« Est-il judicieux de tout prévoir, calibrer, programmer, quand nos expériences (…) nous apprennent que les processus à l’œuvre en éducation composent avec l’improvisation, la réactivité, et donc une certaine créativité ? ». A cette question de François Muller, sur le blog « Chroniques parisiennes en innovation et en formation », tout le monde est tenté de répondre non. Bien sûr, une trop grande rigidité est délétère. Evidemment, les cours magistraux « à l’ancienne » ont disparu. Alors, vive le capharnaüm dans l’enseignement ? Pas si vite !

En préambule de son commentaire sur l’enseignement, François Muller donne un exemple tiré du livre d’Éric Abrahamson, « Un peu de désordre = beaucoup de profits ». Dans le domaine de l’économie, « l’ordre peut coûter cher, (…) le désordre peut être rentable et (…) les organisations trop rigides brident souvent la créativité ». Une interview de l’auteur sur le site Courriercadre.com le résume bien.

Transposons l’exemple dans le monde de l’éducation. « Enseigner, c’est d’abord agir en situation d’incertitude, et souvent d’urgence », explique Vincent Troger, maître de conférences à l’IUFM de Versailles, dans un article de Sciences Humaines. En cause, parfois le manque de formation de l’enseignant, mais toujours le comportement des élèves, habitués à remettre en permanence les savoirs de l’adulte en cause. De par « l’imprévisibilité et l’hétérogénéité des comportements [du] public (…), la gestion des incertitudes, des imprévus et des contradictions est bien devenue la dimension centrale du travail de la plupart des enseignants » avance Vincent Troger.

Les bonnes surprises de l’inattendu

Les professeurs sont donc des « Messieurs Jourdain » de la gestion du désordre, pour leur plus grande frustration. Car cette situation de tâtonnement « ne correspond pas à la représentation que l’on se fait généralement de la rigueur des savoirs scolaires ». Pour se prémunir contre ces incertitudes, le jeune professeur peaufine ses cours jusqu’à la dernière minute. Mais gare à la sur-préparation! Elle « témoigne d’un état de faiblesse structurelle et d’un manque de confiance dans sa propre expertise » explique François Muller. Ainsi, « l’enseignant du secondaire, particulièrement au collège, réalise rapidement qu’il ne peut être vraiment efficace qu’à condition de manœuvrer entre « l’improvisation réglée et le bricolage », pour reprendre une formule du sociologue Philippe Perrenoud » poursuit Vincent Troger.

Le hasard a même sa place dans la recherche documentaire.

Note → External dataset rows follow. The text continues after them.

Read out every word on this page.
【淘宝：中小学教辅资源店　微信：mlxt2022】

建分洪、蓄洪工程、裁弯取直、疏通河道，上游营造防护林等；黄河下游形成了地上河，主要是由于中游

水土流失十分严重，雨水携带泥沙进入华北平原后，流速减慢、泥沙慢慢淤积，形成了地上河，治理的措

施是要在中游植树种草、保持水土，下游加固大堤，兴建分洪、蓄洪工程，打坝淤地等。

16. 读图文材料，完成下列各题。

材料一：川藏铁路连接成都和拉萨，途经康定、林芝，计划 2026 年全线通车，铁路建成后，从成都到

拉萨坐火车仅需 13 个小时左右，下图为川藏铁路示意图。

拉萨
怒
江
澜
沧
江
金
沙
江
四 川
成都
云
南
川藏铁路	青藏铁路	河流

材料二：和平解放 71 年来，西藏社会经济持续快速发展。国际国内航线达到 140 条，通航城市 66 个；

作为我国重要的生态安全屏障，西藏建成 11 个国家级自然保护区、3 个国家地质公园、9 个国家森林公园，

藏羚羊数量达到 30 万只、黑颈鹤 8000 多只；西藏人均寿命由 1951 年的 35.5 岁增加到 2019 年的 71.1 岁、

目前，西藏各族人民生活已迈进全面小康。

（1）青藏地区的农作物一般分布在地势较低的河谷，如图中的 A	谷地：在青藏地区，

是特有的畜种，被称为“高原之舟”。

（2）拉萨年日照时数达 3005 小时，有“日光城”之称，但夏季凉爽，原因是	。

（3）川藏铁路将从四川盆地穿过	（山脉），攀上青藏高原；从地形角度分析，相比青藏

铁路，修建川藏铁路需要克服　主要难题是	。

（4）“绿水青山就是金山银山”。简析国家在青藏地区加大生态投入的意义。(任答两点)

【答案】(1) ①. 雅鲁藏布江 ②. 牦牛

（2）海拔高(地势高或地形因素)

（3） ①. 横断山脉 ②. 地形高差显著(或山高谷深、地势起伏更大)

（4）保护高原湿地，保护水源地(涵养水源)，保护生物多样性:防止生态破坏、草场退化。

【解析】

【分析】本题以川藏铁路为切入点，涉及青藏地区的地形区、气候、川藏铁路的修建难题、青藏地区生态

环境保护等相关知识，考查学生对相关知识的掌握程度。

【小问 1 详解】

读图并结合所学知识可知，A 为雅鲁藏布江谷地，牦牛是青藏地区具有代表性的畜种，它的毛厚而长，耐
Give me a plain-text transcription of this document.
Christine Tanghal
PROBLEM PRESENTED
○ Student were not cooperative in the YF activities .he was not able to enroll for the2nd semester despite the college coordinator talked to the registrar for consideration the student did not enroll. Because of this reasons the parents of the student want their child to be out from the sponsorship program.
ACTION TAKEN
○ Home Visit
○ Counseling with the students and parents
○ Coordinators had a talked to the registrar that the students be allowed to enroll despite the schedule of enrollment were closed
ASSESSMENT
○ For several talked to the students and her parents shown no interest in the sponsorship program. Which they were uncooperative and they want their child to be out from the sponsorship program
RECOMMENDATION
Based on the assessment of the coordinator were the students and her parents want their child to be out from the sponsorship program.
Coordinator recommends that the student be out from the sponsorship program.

Et quand il est fécond, on le nomme sérendipité, ou fortuité. C’est l’art de trouver quelque chose que l’on ne cherchait pas auparavant. Marjolaine Bill de l’Institut coopératif de l’Ecole moderne (ICEM), donne quelques exemples d’exercices à faire avec les élèves sur ce thème.

Savoir jongler entre ordre et désordre

Mais attention. Qui dit improvisation ne dit pas cacophonie ou éparpillement. L’apparent désordre cache en fait une solide préparation de la part du professeur, et même une expertise. François Muller est formel : « l’accueil de l’imprévu, la gestion du désordre sont des actes tout aussi professionnels que la planification annuelle des performances ! ». Et le cas particulier des TICE amplifie ce phénomène : elles « exigent une vraie expertise professionnelle (…) dans l’appréhension et la conduite de l’imprévisibilité, de l’immédiateté, de l’opportunité de se saisir de tout pour apprendre ensemble ».

S’il est subi, « le désordre se présente comme un adversaire dangereux de la pédagogie [d’autant plus] qu’il met l’enseignant dans une situation inconfortable d’insécurité dont l’une des conséquences est sa fragilisation, renchérit Jérôme Kouassi, aussi l’enseignant a-t-il, pendant la préparation du cours, la responsabilité d’opérer des choix didactiques dénués de toute confusion ». La solution pour ne pas retomber dans un rigorisme forcené et forcément chronophage ? Instaurer des « routines », non pas au sens de train-train mais plutôt de trame solide et sécurisante pour l’enseignant. « Ces routines sont des méthodes de travail suffisamment stabilisées pour encadrer efficacement l’activité des élèves en classe et réduire ainsi la marge d’incertitude du travail de l’enseignant, tout en lui ménageant des espaces d’improvisation » écrit Vincent Troger.

En bref, savoir manier le désordre peut être fécond lors de la préparation du cours (on ne perd pas trop de temps à l’organisation) et au sein de la classe (on laisse la place à l’imprévu). L’enseignant qui est passé maître dans l’art de jongler entre ordre et désordre gagnera en sérénité et en efficacité.